After the Uiver crashed in Iraq later that year, the people of Albury raised money to commission renowned sculptor Paul Montford to create the statuette as a gift of condolence to the people of the Netherlands.
The Montford statuette comprising a bronze female figure with outstretched arm represents Australia protecting a crowned rampant lion, signifying the Kingdom of the Netherlands sitting atop a marble plinth. The rope held by the female figure is symbolic of the help that was rendered to the distressed flyers. On the plinth’s side is a plaque with the words ‘GOD SPEED’ and a scene of Albury townsfolk pulling the Uiver with ropes.
The Uiver’s journey had a lasting effect with visits and gifts being exchanged between Albury and the Netherlands, creating ongoing international ties.

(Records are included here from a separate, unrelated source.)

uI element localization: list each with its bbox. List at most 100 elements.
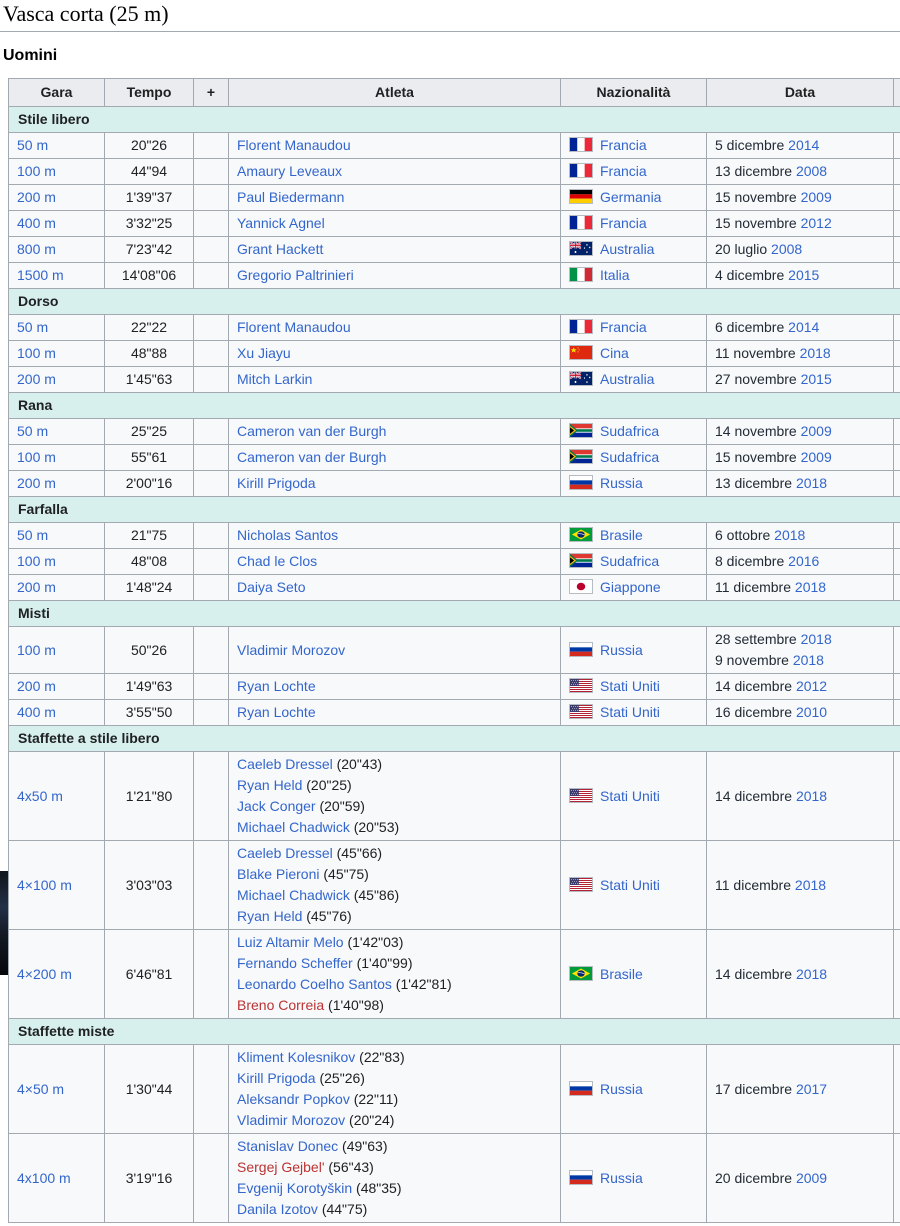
athlete-link[interactable]: Michael Chadwick <box>237 887 350 903</box>
stati-uniti-flag-icon[interactable] <box>569 876 593 892</box>
country-link[interactable]: Giappone <box>600 579 661 595</box>
athlete-link[interactable]: Ryan Held <box>237 777 303 793</box>
country-link[interactable]: Australia <box>600 371 655 387</box>
date-year-link[interactable]: 2008 <box>771 241 803 257</box>
russia-flag-icon[interactable] <box>569 1080 593 1096</box>
athlete-link[interactable]: Daiya Seto <box>237 579 306 595</box>
athlete-link[interactable]: Evgenij Korotyškin <box>237 1180 353 1196</box>
country-link[interactable]: Australia <box>600 241 655 257</box>
event-link[interactable]: 4×50 m <box>17 1080 65 1097</box>
athlete-link[interactable]: Leonardo Coelho Santos <box>237 976 392 992</box>
event-link[interactable]: 200 m <box>17 371 56 387</box>
country-link[interactable]: Francia <box>600 163 647 179</box>
athlete-link[interactable]: Cameron van der Burgh <box>237 449 387 465</box>
country-link[interactable]: Stati Uniti <box>600 704 660 720</box>
italia-flag-icon[interactable] <box>569 267 593 282</box>
date-year-link[interactable]: 2018 <box>774 527 806 543</box>
francia-flag-icon[interactable] <box>569 215 593 230</box>
brasile-flag-icon[interactable] <box>569 527 593 542</box>
francia-flag-icon[interactable] <box>569 137 593 152</box>
date-year-link[interactable]: 2015 <box>788 267 820 283</box>
event-link[interactable]: 1500 m <box>17 267 64 283</box>
date-year-link[interactable]: 2009 <box>800 189 832 205</box>
country-link[interactable]: Russia <box>600 1169 643 1186</box>
date-year-link[interactable]: 2010 <box>795 704 828 720</box>
athlete-link[interactable]: Luiz Altamir Melo <box>237 934 344 950</box>
country-link[interactable]: Italia <box>600 267 630 283</box>
date-year-link[interactable]: 2018 <box>794 876 827 893</box>
date-year-link[interactable]: 2018 <box>794 579 827 595</box>
event-link[interactable]: 800 m <box>17 241 56 257</box>
country-link[interactable]: Russia <box>600 475 643 491</box>
athlete-link[interactable]: Cameron van der Burgh <box>237 423 387 439</box>
date-year-link[interactable]: 2016 <box>788 553 820 569</box>
date-year-link[interactable]: 2009 <box>800 423 832 439</box>
date-year-link[interactable]: 2018 <box>800 631 832 647</box>
stati-uniti-flag-icon[interactable] <box>569 787 593 803</box>
date-year-link[interactable]: 2014 <box>788 319 820 335</box>
event-link[interactable]: 100 m <box>17 163 56 179</box>
date-year-link[interactable]: 2015 <box>800 371 832 387</box>
athlete-link[interactable]: Amaury Leveaux <box>237 163 343 179</box>
country-link[interactable]: Brasile <box>600 527 643 543</box>
athlete-link[interactable]: Caeleb Dressel <box>237 845 333 861</box>
event-link[interactable]: 200 m <box>17 579 56 595</box>
cina-flag-icon[interactable] <box>569 345 593 360</box>
country-link[interactable]: Russia <box>600 641 643 658</box>
athlete-link[interactable]: Danila Izotov <box>237 1201 318 1217</box>
date-year-link[interactable]: 2018 <box>792 652 824 668</box>
event-link[interactable]: 4x50 m <box>17 787 63 804</box>
athlete-link[interactable]: Ryan Lochte <box>237 704 316 720</box>
athlete-link[interactable]: Mitch Larkin <box>237 371 313 387</box>
sudafrica-flag-icon[interactable] <box>569 553 593 568</box>
event-link[interactable]: 50 m <box>17 423 49 439</box>
australia-flag-icon[interactable] <box>569 371 593 386</box>
event-link[interactable]: 100 m <box>17 449 56 465</box>
stati-uniti-flag-icon[interactable] <box>569 704 593 719</box>
athlete-link[interactable]: Jack Conger <box>237 798 316 814</box>
event-link[interactable]: 4x100 m <box>17 1169 71 1186</box>
athlete-link[interactable]: Xu Jiayu <box>237 345 291 361</box>
country-link[interactable]: Germania <box>600 189 662 205</box>
country-link[interactable]: Stati Uniti <box>600 876 660 893</box>
athlete-link[interactable]: Florent Manaudou <box>237 137 351 153</box>
date-year-link[interactable]: 2009 <box>800 449 832 465</box>
country-link[interactable]: Francia <box>600 137 647 153</box>
athlete-link[interactable]: Vladimir Morozov <box>237 641 346 658</box>
athlete-link[interactable]: Michael Chadwick <box>237 819 350 835</box>
athlete-link[interactable]: Aleksandr Popkov <box>237 1091 350 1107</box>
athlete-link[interactable]: Vladimir Morozov <box>237 1112 346 1128</box>
date-year-link[interactable]: 2018 <box>795 787 828 804</box>
event-link[interactable]: 100 m <box>17 641 56 658</box>
date-year-link[interactable]: 2008 <box>795 163 828 179</box>
country-link[interactable]: Stati Uniti <box>600 787 660 804</box>
event-link[interactable]: 400 m <box>17 704 56 720</box>
country-link[interactable]: Stati Uniti <box>600 678 660 694</box>
athlete-link[interactable]: Stanislav Donec <box>237 1138 339 1154</box>
athlete-link[interactable]: Kliment Kolesnikov <box>237 1049 356 1065</box>
date-year-link[interactable]: 2018 <box>799 345 831 361</box>
sudafrica-flag-icon[interactable] <box>569 423 593 438</box>
athlete-link[interactable]: Blake Pieroni <box>237 866 320 882</box>
event-link[interactable]: 400 m <box>17 215 56 231</box>
stati-uniti-flag-icon[interactable] <box>569 678 593 693</box>
event-link[interactable]: 100 m <box>17 553 56 569</box>
event-link[interactable]: 200 m <box>17 475 56 491</box>
russia-flag-icon[interactable] <box>569 1169 593 1185</box>
athlete-link[interactable]: Florent Manaudou <box>237 319 351 335</box>
event-link[interactable]: 100 m <box>17 345 56 361</box>
country-link[interactable]: Sudafrica <box>600 423 660 439</box>
russia-flag-icon[interactable] <box>569 641 593 657</box>
athlete-link[interactable]: Ryan Lochte <box>237 678 316 694</box>
country-link[interactable]: Sudafrica <box>600 449 660 465</box>
brasile-flag-icon[interactable] <box>569 965 593 981</box>
event-link[interactable]: 200 m <box>17 189 56 205</box>
event-link[interactable]: 50 m <box>17 527 49 543</box>
giappone-flag-icon[interactable] <box>569 579 593 594</box>
athlete-link[interactable]: Kirill Prigoda <box>237 475 316 491</box>
event-link[interactable]: 50 m <box>17 319 49 335</box>
athlete-link[interactable]: Breno Correia <box>237 997 325 1013</box>
athlete-link[interactable]: Kirill Prigoda <box>237 1070 316 1086</box>
athlete-link[interactable]: Caeleb Dressel <box>237 756 333 772</box>
country-link[interactable]: Brasile <box>600 965 643 982</box>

The story is now told through a wide range of artefacts and other items at the LibraryMuseum.
In March 2019, AlburyCity commissioned Amsterdam Museum to create a bronze and marble replica of the original statuette, with the work undertaken in the Netherlands throughout 2019 and 2020.
The replica statuette has now arrived in Albury and, with its original plaster maquette, is now on display in the foyer of the AlburyCity Administration Building, further fostering links between the Albury and Dutch communities.